The market has so far been able to accommodate the new and expanding tech companies in large part because the federal government spent years working to reduce its downtown office footprint through consolidation efforts and moving civil servants into buildings elsewhere in the National Capital Region, such as the Ottawa Train Yards.

This helped to push the central business district office vacancy rate up to 10.9 per cent as recently as the end of 2016, according to figures published by Colliers International. That’s since retreated to 8.1 per cent in the first quarter of 2018, the firm reported last month.

However, CBRE argues that a spate of federal hiring under the Liberals and recently published expressions of interest in downtown office space suggest the government is considering a resumption of its growth in the core.

“If the federal government begins ramping up leasing, then I sense that urban tech and the federal government will be on a collision course, fighting for the same space.”

“If the federal government begins ramping up leasing, then I sense that urban tech and the federal government will be on a collision course, fighting for the same space,” Hamilton said. He added that this is unlikely to happen before the bulk of the space being vacated by DND – which is consolidating its presence at the former Nortel Campus – is absorbed.
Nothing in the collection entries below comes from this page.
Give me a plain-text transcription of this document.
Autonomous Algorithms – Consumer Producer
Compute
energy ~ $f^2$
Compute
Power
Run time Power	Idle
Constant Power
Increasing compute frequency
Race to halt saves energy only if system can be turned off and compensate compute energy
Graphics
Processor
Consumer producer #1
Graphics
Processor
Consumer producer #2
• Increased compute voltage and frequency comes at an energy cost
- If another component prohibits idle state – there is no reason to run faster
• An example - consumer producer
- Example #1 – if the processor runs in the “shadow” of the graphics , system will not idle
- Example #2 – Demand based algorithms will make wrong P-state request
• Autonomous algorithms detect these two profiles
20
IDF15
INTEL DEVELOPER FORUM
Some of the pressure will be alleviated by the massive development projects proposed for the western edge of downtown. CBRE estimates that Zibi, RendezVous-LeBreton, Claridge, Invest Ottawa and Trinity have collectively proposed some three million square feet of office space within mixed-use developments at LeBreton Flats and around Bayview Station.

If competition does heat up, Hamilton says landlords will have to make choices between filling their buildings with federal tenancies, which come with exceptionally strong covenants, or tech firms that can often afford to pay higher rents than the public sector.

“It will be exciting to see how landlords decide,” he said.